Because ferns have a wide range of habitat preferences and are widely distributed, they are an ideal group for understanding how diversity is distributed. Here we examine fern diversity on a broad-scale using standard and corrected richness measures as well as phylogenetic indices; in addition we determine the environmental predictors of each diversity metric. Using the combined records of Australian herbaria, a dataset of over 60,000 records was obtained for 89 genera to infer richness. A molecular phylogeny of all the genera was constructed and combined with the herbarium records to obtain phylogenetic diversity patterns. A hotspot of both taxic and phylogenetic diversity occurs in the Wet Tropics of northeastern Australia. Although considerable diversity is distributed along the eastern coast, some important regions of diversity are identified only after sample-standardization of richness and through the phylogenetic metric. Of all of the metrics, annual precipitation was identified as the most explanatory variable, in part, in agreement with global and regional fern studies. However, precipitation was combined with a different variable for each different metric.

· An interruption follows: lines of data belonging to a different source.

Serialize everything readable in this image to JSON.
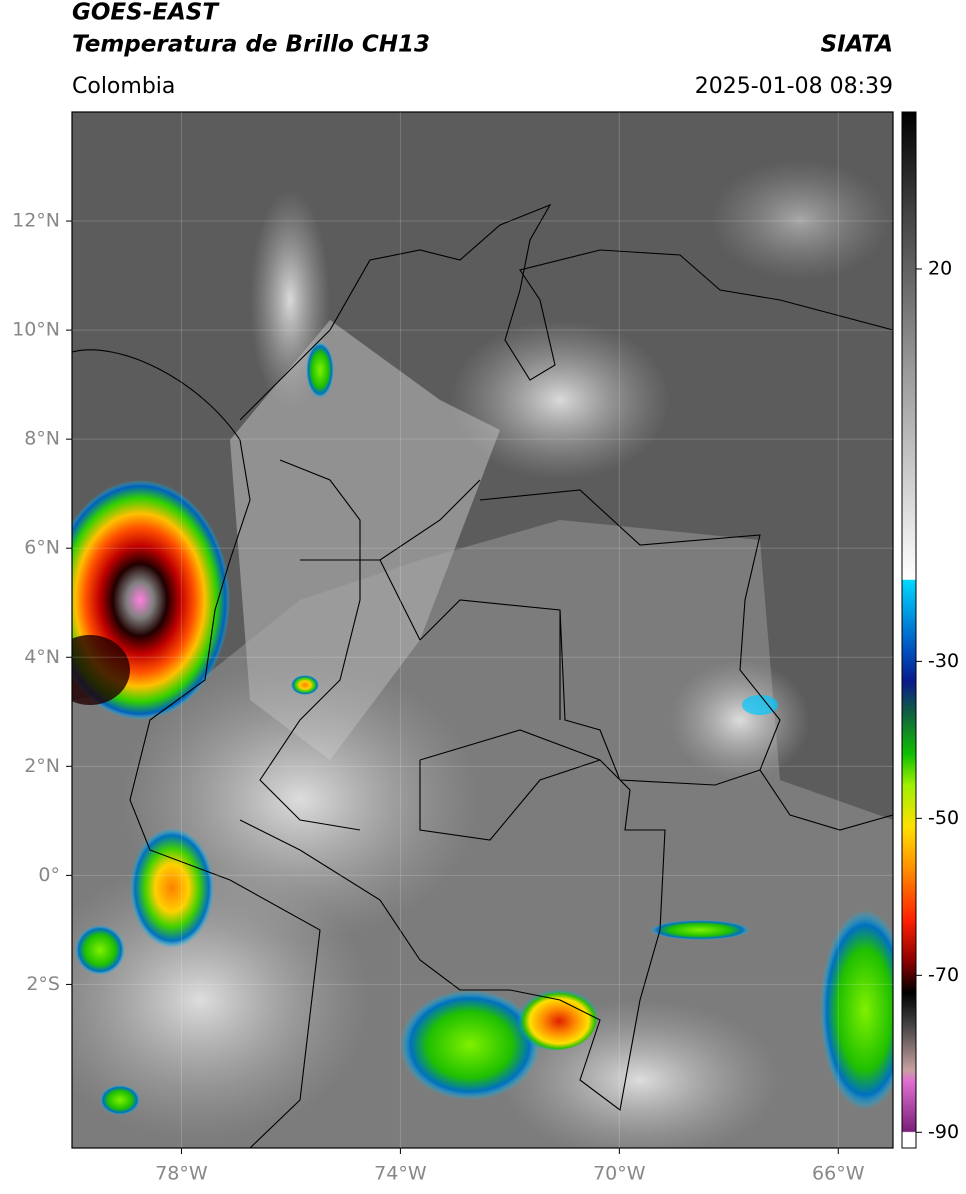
{
  "header": {
    "satellite": "GOES-EAST",
    "product": "Temperatura de Brillo CH13",
    "source": "SIATA",
    "region": "Colombia",
    "datetime": "2025-01-08 08:39"
  },
  "map": {
    "xlim": [
      -80,
      -65
    ],
    "ylim": [
      -5,
      14
    ],
    "grid": true,
    "xticks": [
      {
        "value": -78,
        "label": "78°W"
      },
      {
        "value": -74,
        "label": "74°W"
      },
      {
        "value": -70,
        "label": "70°W"
      },
      {
        "value": -66,
        "label": "66°W"
      }
    ],
    "yticks": [
      {
        "value": 12,
        "label": "12°N"
      },
      {
        "value": 10,
        "label": "10°N"
      },
      {
        "value": 8,
        "label": "8°N"
      },
      {
        "value": 6,
        "label": "6°N"
      },
      {
        "value": 4,
        "label": "4°N"
      },
      {
        "value": 2,
        "label": "2°N"
      },
      {
        "value": 0,
        "label": "0°"
      },
      {
        "value": -2,
        "label": "2°S"
      }
    ]
  },
  "colorbar": {
    "lim": [
      -92,
      40
    ],
    "ticks": [
      20,
      -30,
      -50,
      -70,
      -90
    ]
  }
}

For corrected richness, precipitation was combined with temperature seasonality, while correlation of phylogenetic diversity to precipitation plus radiation indicated support for the species-energy hypothesis. Significantly high and significantly low phylogenetic diversity were found in geographically separate areas. These separate areas correlated with different climatic conditions such as seasonality in precipitation. The phylogenetic metrics identified additional areas of significant diversity, some of which have not been revealed using traditional taxonomic analyses, suggesting that different ecological and evolutionary processes have operated over the continent. Our study demonstrates that it is possible and vital to incorporate evolutionary metrics when inferring biodiversity hotspots from large compilations of data.